Insertion professionnelle et perspectives après la prison

Selon le rapport de l’Ong Changement social, la quasi-totalité des détenues n’ont pas accès à l’éducation, alors que la grande majorité d’entre elles souhaitent suivre des cours. “Quant à l’accès aux formations professionnelles dispensées en prison, 78% des détenues interrogées affirment qu’aucune formation n’est dispensée au sein de leur établissement pénitentiaire, et 22% affirment qu’il existe au moins une offre de formation professionnelle. Parmi les 22% qui ont connaissance de l’existence de formations professionnelles, 59% se sont inscrites volontairement pour en suivre une. 90% des femmes n’ayant pas connaissance de l’existence de formations professionnelles souhaitent pourtant en bénéficier…Quant à l’accès à une activité professionnelle, seulement 11% des détenues interrogées, soit 11 femmes, exercent un métier, parmi lesquelles 18% ne sont pas rémunérées. Parmi les travailleuses détenues rémunérées, 89% sont rémunérées en espèces et 11% en nature. 62,5% des travailleurs détenues rémunérées en espèces partagent cette rémunération avec l’établissement pénitentiaire“ renseigne le rapport.

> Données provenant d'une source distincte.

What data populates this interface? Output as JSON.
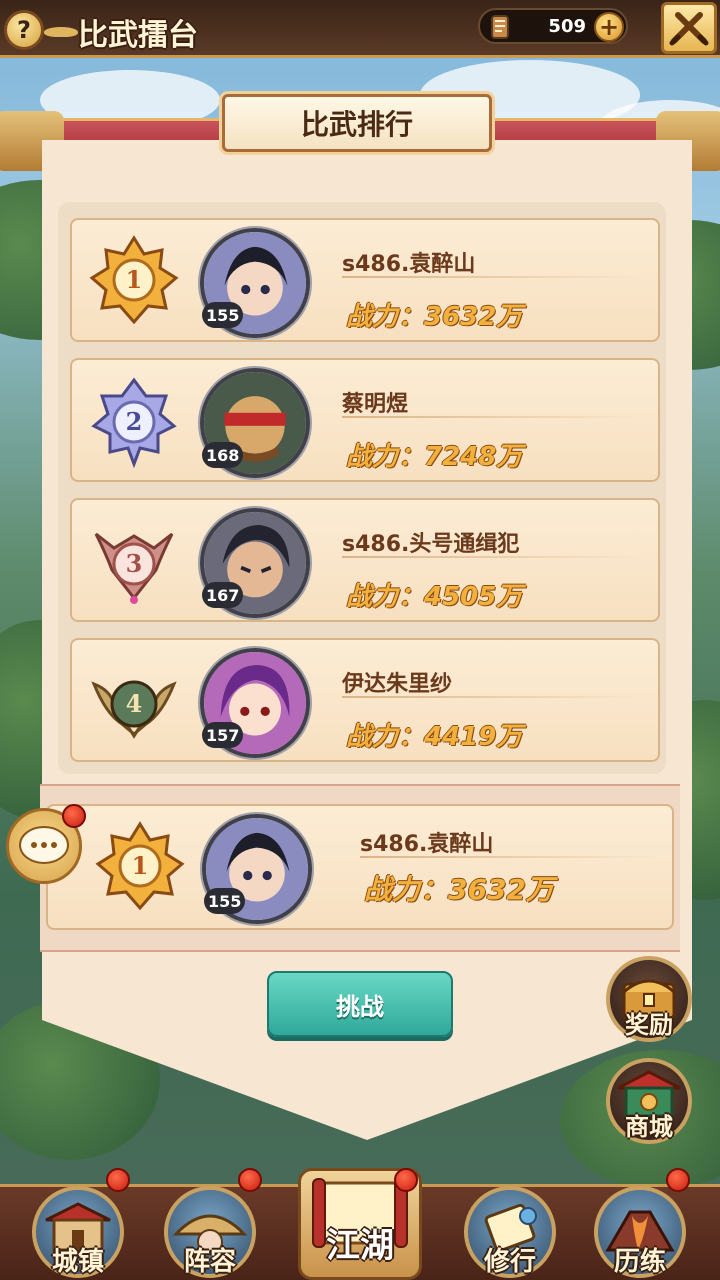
{
  "header": {
    "help_label": "?",
    "title": "比武擂台",
    "currency_value": "509",
    "plus_label": "+"
  },
  "section": {
    "title": "比武排行"
  },
  "rankings": [
    {
      "rank": "1",
      "level": "155",
      "name": "s486.袁醉山",
      "power": "战力：3632万",
      "badge_color": "#f2b03c"
    },
    {
      "rank": "2",
      "level": "168",
      "name": "蔡明煜",
      "power": "战力：7248万",
      "badge_color": "#9c9ce0"
    },
    {
      "rank": "3",
      "level": "167",
      "name": "s486.头号通缉犯",
      "power": "战力：4505万",
      "badge_color": "#c98a80"
    },
    {
      "rank": "4",
      "level": "157",
      "name": "伊达朱里纱",
      "power": "战力：4419万",
      "badge_color": "#a08a5a"
    }
  ],
  "self": {
    "rank": "1",
    "level": "155",
    "name": "s486.袁醉山",
    "power": "战力：3632万"
  },
  "actions": {
    "challenge_label": "挑战"
  },
  "side_buttons": {
    "reward_label": "奖励",
    "shop_label": "商城"
  },
  "bottom_nav": [
    {
      "label": "城镇"
    },
    {
      "label": "阵容"
    },
    {
      "label": "江湖"
    },
    {
      "label": "修行"
    },
    {
      "label": "历练"
    }
  ],
  "colors": {
    "accent_gold": "#f2b03c",
    "panel_red": "#b23a42",
    "challenge_teal": "#2fa89a"
  }
}
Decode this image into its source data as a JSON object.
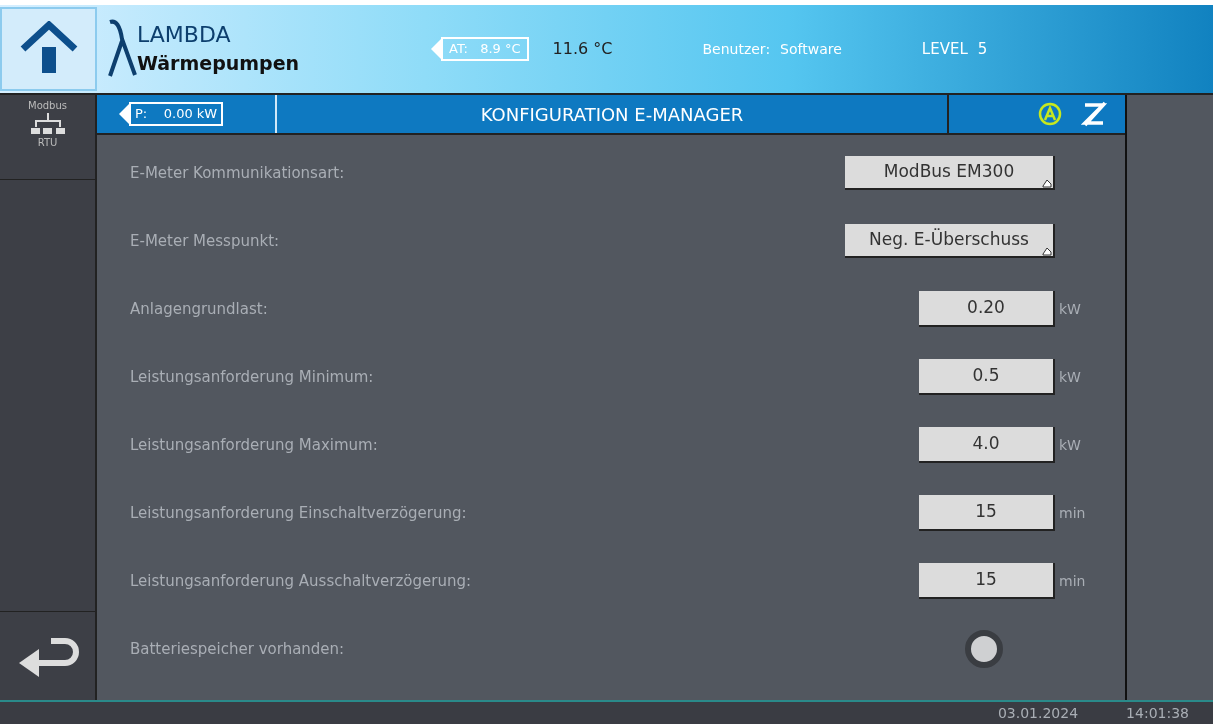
{
  "header": {
    "logo_top": "LAMBDA",
    "logo_bottom": "Wärmepumpen",
    "outdoor_temp": "AT:   8.9 °C",
    "temp": "11.6 °C",
    "user_label": "Benutzer:",
    "user": "Software",
    "level_label": "LEVEL",
    "level": "5"
  },
  "sidebar": {
    "top_label": "Modbus",
    "bottom_label": "RTU"
  },
  "title_bar": {
    "power": "P:    0.00 kW",
    "title": "KONFIGURATION E-MANAGER"
  },
  "rows": [
    {
      "kind": "dropdown",
      "label": "E-Meter Kommunikationsart:",
      "value": "ModBus EM300"
    },
    {
      "kind": "dropdown",
      "label": "E-Meter Messpunkt:",
      "value": "Neg. E-Überschuss"
    },
    {
      "kind": "number",
      "label": "Anlagengrundlast:",
      "value": "0.20",
      "unit": "kW"
    },
    {
      "kind": "number",
      "label": "Leistungsanforderung Minimum:",
      "value": "0.5",
      "unit": "kW"
    },
    {
      "kind": "number",
      "label": "Leistungsanforderung Maximum:",
      "value": "4.0",
      "unit": "kW"
    },
    {
      "kind": "number",
      "label": "Leistungsanforderung Einschaltverzögerung:",
      "value": "15",
      "unit": "min"
    },
    {
      "kind": "number",
      "label": "Leistungsanforderung Ausschaltverzögerung:",
      "value": "15",
      "unit": "min"
    },
    {
      "kind": "toggle",
      "label": "Batteriespeicher vorhanden:",
      "on": false
    }
  ],
  "status_bar": {
    "date": "03.01.2024",
    "time": "14:01:38"
  }
}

Quant aux perspectives d’avenir post-détention, 16 des 101 femmes interrogées n’en ont aucune alors que des 85 femmes restantes, 61,2% souhaiteraient faire du commerce, 5,9% comptent s’investir comme travailleuse qualifiée ou artisane ou encore comme travailleuse non qualifiée et 9,4% envisagent de travailler dans le secteur agricole, selon le rapport. Des 16 femmes n’ayant pas de perspectives, une est condamnée à perpétuité, six préfèrent sortir de l’établissement pénitentiaire avant de décider et les neuf autres ne savent pas quoi faire.

Quid des recommandations…

Face à une si déplorable situation des femmes privées de liberté au Bénin, l’Ong Changement social a formulé des recommandations pour améliorer les conditions de détention des détenues. Ainsi, elle recommande entre autres de prendre des mesures législatives imposant pour certaines infractions délictuelles, des mesures alternatives à l’emprisonnement systématique ; prévoir le règlement des délits mineurs selon les pratiques coutumières béninoises, sous réserve du consentement des parties et du respect des droits de l’homme ; promouvoir le recours à la médiation pénale pour le règlement des délits mineurs afin de faciliter la recherche d’une alternative à l’incarcération ; inscrire dans le droit béninois le principe de la réparation du dommage par le travail ou la compensation financière, fournir hebdomadairement aux détenues des produits ménagers pour le nettoyage régulier de leur lieu de vie ; fournir mensuellement aux détenues des produits hygiéniques relatifs à leurs menstruations ; recruter au sein des prisons plus de médecins et d’infirmiers qualifiés dont obligatoirement une femme par établissement pénitentiaire ; proposer aux détenus des soins médicaux tant préventifs que curatifs, en particulier dentaires, ophtalmologiques et psychiatriques ; offrir aux femmes enceintes et nourrices, ainsi qu’aux enfants et aux nourrissons, une nourriture suffisante, adaptée et apportée en temps voulu ; assurer aux enfants vivants en prison un service de soins de santé primaire en collaboration avec les services sanitaires extérieurs à l’établissement pénitentiaire ; prévoir une offre de formation au bénéfice des détenues qui étaient sans activité professionnelle antérieurement à leur détention.